Faut-il indexer les salaires sur l’inflation ?
“Ce serait bon pour la croissance française”
Pourquoi êtes-vous favorable à l’idée d’indexer les salaires sur l’inflation ?
Parce que depuis de nombreuses années, les Français ont vu leur pouvoir d’achat se dégrader et qu’un rééquilibrage est nécessaire, surtout au vu de la conjoncture mondiale. Cette année encore, l’augmentation moyenne des salaires, secteurs privé et public confondus, se situera entre 2,5 % et 3 %, alors que l’inflation dépassera les 5 %. Et je ne vous parle pas du poids de l’immobilier, qui pèse de plus en plus dans le budget des ménages. Indexer certains salaires sur l’inflation n’est en rien radical : cela ne permettrait « que » de maintenir le niveau de vie de nos concitoyens, aucunement de les enrichir.
Quand vous dites « indexer certains salaires », à qui pensez-vous ?

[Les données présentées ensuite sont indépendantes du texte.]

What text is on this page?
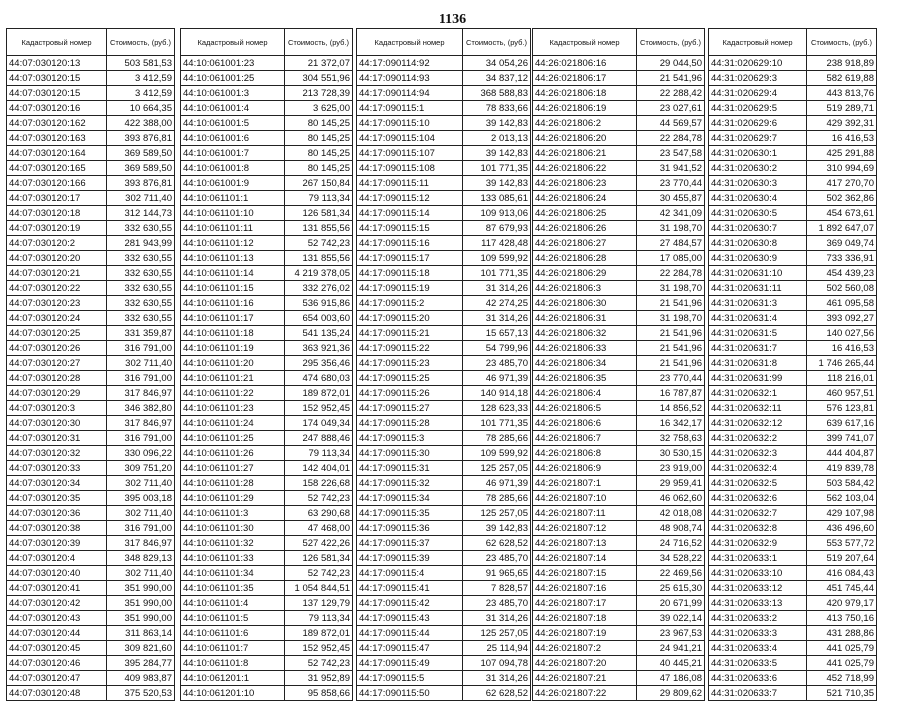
1136
Кадастровый номер	Стоимость, (руб.)
44:07:030120:13	503 581,53
44:07:030120:15	3 412,59
44:07:030120:15	3 412,59
44:07:030120:16	10 664,35
44:07:030120:162	422 388,00
44:07:030120:163	393 876,81
44:07:030120:164	369 589,50
44:07:030120:165	369 589,50
44:07:030120:166	393 876,81
44:07:030120:17	302 711,40
44:07:030120:18	312 144,73
44:07:030120:19	332 630,55
44:07:030120:2	281 943,99
44:07:030120:20	332 630,55
44:07:030120:21	332 630,55
44:07:030120:22	332 630,55
44:07:030120:23	332 630,55
44:07:030120:24	332 630,55
44:07:030120:25	331 359,87
44:07:030120:26	316 791,00
44:07:030120:27	302 711,40
44:07:030120:28	316 791,00
44:07:030120:29	317 846,97
44:07:030120:3	346 382,80
44:07:030120:30	317 846,97
44:07:030120:31	316 791,00
44:07:030120:32	330 096,22
44:07:030120:33	309 751,20
44:07:030120:34	302 711,40
44:07:030120:35	395 003,18
44:07:030120:36	302 711,40
44:07:030120:38	316 791,00
44:07:030120:39	317 846,97
44:07:030120:4	348 829,13
44:07:030120:40	302 711,40
44:07:030120:41	351 990,00
44:07:030120:42	351 990,00
44:07:030120:43	351 990,00
44:07:030120:44	311 863,14
44:07:030120:45	309 821,60
44:07:030120:46	395 284,77
44:07:030120:47	409 983,87
44:07:030120:48	375 520,53
Кадастровый номер	Стоимость, (руб.)
44:10:061001:23	21 372,07
44:10:061001:25	304 551,96
44:10:061001:3	213 728,39
44:10:061001:4	3 625,00
44:10:061001:5	80 145,25
44:10:061001:6	80 145,25
44:10:061001:7	80 145,25
44:10:061001:8	80 145,25
44:10:061001:9	267 150,84
44:10:061101:1	79 113,34
44:10:061101:10	126 581,34
44:10:061101:11	131 855,56
44:10:061101:12	52 742,23
44:10:061101:13	131 855,56
44:10:061101:14	4 219 378,05
44:10:061101:15	332 276,02
44:10:061101:16	536 915,86
44:10:061101:17	654 003,60
44:10:061101:18	541 135,24
44:10:061101:19	363 921,36
44:10:061101:20	295 356,46
44:10:061101:21	474 680,03
44:10:061101:22	189 872,01
44:10:061101:23	152 952,45
44:10:061101:24	174 049,34
44:10:061101:25	247 888,46
44:10:061101:26	79 113,34
44:10:061101:27	142 404,01
44:10:061101:28	158 226,68
44:10:061101:29	52 742,23
44:10:061101:3	63 290,68
44:10:061101:30	47 468,00
44:10:061101:32	527 422,26
44:10:061101:33	126 581,34
44:10:061101:34	52 742,23
44:10:061101:35	1 054 844,51
44:10:061101:4	137 129,79
44:10:061101:5	79 113,34
44:10:061101:6	189 872,01
44:10:061101:7	152 952,45
44:10:061101:8	52 742,23
44:10:061201:1	31 952,89
44:10:061201:10	95 858,66
Кадастровый номер	Стоимость, (руб.)
44:17:090114:92	34 054,26
44:17:090114:93	34 837,12
44:17:090114:94	368 588,83
44:17:090115:1	78 833,66
44:17:090115:10	39 142,83
44:17:090115:104	2 013,13
44:17:090115:107	39 142,83
44:17:090115:108	101 771,35
44:17:090115:11	39 142,83
44:17:090115:12	133 085,61
44:17:090115:14	109 913,06
44:17:090115:15	87 679,93
44:17:090115:16	117 428,48
44:17:090115:17	109 599,92
44:17:090115:18	101 771,35
44:17:090115:19	31 314,26
44:17:090115:2	42 274,25
44:17:090115:20	31 314,26
44:17:090115:21	15 657,13
44:17:090115:22	54 799,96
44:17:090115:23	23 485,70
44:17:090115:25	46 971,39
44:17:090115:26	140 914,18
44:17:090115:27	128 623,33
44:17:090115:28	101 771,35
44:17:090115:3	78 285,66
44:17:090115:30	109 599,92
44:17:090115:31	125 257,05
44:17:090115:32	46 971,39
44:17:090115:34	78 285,66
44:17:090115:35	125 257,05
44:17:090115:36	39 142,83
44:17:090115:37	62 628,52
44:17:090115:39	23 485,70
44:17:090115:4	91 965,65
44:17:090115:41	7 828,57
44:17:090115:42	23 485,70
44:17:090115:43	31 314,26
44:17:090115:44	125 257,05
44:17:090115:47	25 114,94
44:17:090115:49	107 094,78
44:17:090115:5	31 314,26
44:17:090115:50	62 628,52
Кадастровый номер	Стоимость, (руб.)
44:26:021806:16	29 044,50
44:26:021806:17	21 541,96
44:26:021806:18	22 288,42
44:26:021806:19	23 027,61
44:26:021806:2	44 569,57
44:26:021806:20	22 284,78
44:26:021806:21	23 547,58
44:26:021806:22	31 941,52
44:26:021806:23	23 770,44
44:26:021806:24	30 455,87
44:26:021806:25	42 341,09
44:26:021806:26	31 198,70
44:26:021806:27	27 484,57
44:26:021806:28	17 085,00
44:26:021806:29	22 284,78
44:26:021806:3	31 198,70
44:26:021806:30	21 541,96
44:26:021806:31	31 198,70
44:26:021806:32	21 541,96
44:26:021806:33	21 541,96
44:26:021806:34	21 541,96
44:26:021806:35	23 770,44
44:26:021806:4	16 787,87
44:26:021806:5	14 856,52
44:26:021806:6	16 342,17
44:26:021806:7	32 758,63
44:26:021806:8	30 530,15
44:26:021806:9	23 919,00
44:26:021807:1	29 959,41
44:26:021807:10	46 062,60
44:26:021807:11	42 018,08
44:26:021807:12	48 908,74
44:26:021807:13	24 716,52
44:26:021807:14	34 528,22
44:26:021807:15	22 469,56
44:26:021807:16	25 615,30
44:26:021807:17	20 671,99
44:26:021807:18	39 022,14
44:26:021807:19	23 967,53
44:26:021807:2	24 941,21
44:26:021807:20	40 445,21
44:26:021807:21	47 186,08
44:26:021807:22	29 809,62
Кадастровый номер	Стоимость, (руб.)
44:31:020629:10	238 918,89
44:31:020629:3	582 619,88
44:31:020629:4	443 813,76
44:31:020629:5	519 289,71
44:31:020629:6	429 392,31
44:31:020629:7	16 416,53
44:31:020630:1	425 291,88
44:31:020630:2	310 994,69
44:31:020630:3	417 270,70
44:31:020630:4	502 362,86
44:31:020630:5	454 673,61
44:31:020630:7	1 892 647,07
44:31:020630:8	369 049,74
44:31:020630:9	733 336,91
44:31:020631:10	454 439,23
44:31:020631:11	502 560,08
44:31:020631:3	461 095,58
44:31:020631:4	393 092,27
44:31:020631:5	140 027,56
44:31:020631:7	16 416,53
44:31:020631:8	1 746 265,44
44:31:020631:99	118 216,01
44:31:020632:1	460 957,51
44:31:020632:11	576 123,81
44:31:020632:12	639 617,16
44:31:020632:2	399 741,07
44:31:020632:3	444 404,87
44:31:020632:4	419 839,78
44:31:020632:5	503 584,42
44:31:020632:6	562 103,04
44:31:020632:7	429 107,98
44:31:020632:8	436 496,60
44:31:020632:9	553 577,72
44:31:020633:1	519 207,64
44:31:020633:10	416 084,43
44:31:020633:12	451 745,44
44:31:020633:13	420 979,17
44:31:020633:2	413 750,16
44:31:020633:3	431 288,86
44:31:020633:4	441 025,79
44:31:020633:5	441 025,79
44:31:020633:6	452 718,99
44:31:020633:7	521 710,35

Aux 60 % à 70 % des travailleurs qui ont les rémunérations les plus faibles – ce qui inclut naturellement les salariés au Smic, déjà indexés sur l’inflation. Il me semble en effet que les salariés situés dans les déciles de salaires les plus élevés ne souffriront pas de fournir un effort en matière de pouvoir d’achat. On peut supposer que leur capacité d’épargne sera moins importante, ce qui reste acceptable. Si vous soutenez le pouvoir d’achat des classes modestes et moyennes, non seulement vous permettez à des Français touchant entre 1 300 euros [le Smic] et 1 800 euros [le salaire médian] par mois de continuer à s’alimenter correctement, à se
chauffer et à ne pas rogner sur leurs besoins de santé, mais ce serait bon pour la croissance, puisqu’ils continueront à maintenir leur consommation à un niveau élevé.
Cela n’aggraverait-il pas la spirale inflationniste ?
L’épisode d’inflation que nous traversons n’a rien à voir avec une politique salariale trop « généreuse » ! Elle provient d’une succession de mauvaises récoltes dans le monde, du Covid qui a désorganisé le transport des marchandises et les entreprises, des effets de la guerre en Ukraine, etc. Maintenant, je reconnais qu’il existe un risque que certaines entreprises profitent de la hausse des salaires pour augmenter, plus que de raison, leurs prix. Mais nous pouvons limiter cet effet d’aubaine en instaurant une vraie surveillance des prix.
Ne risque-t-on pas d’affaiblir la compétitivité de nos entreprises ?
C’est une vision très étroite d’affirmer que le « coût du travail » réduirait la compétitivité. Elle dépend de bien d’autres choses en réalité : de la productivité, du taux de change et aussi de l’effet « de réputation ». Pourquoi les Allemands exportentils si bien leurs produits industriels et nous, nos produits de luxe ? Pas parce qu’ils sont moins chers, mais parce qu’ils séduisent les marchés internationaux. Le maintien de salaires décents ne grèverait en rien cet état de fait.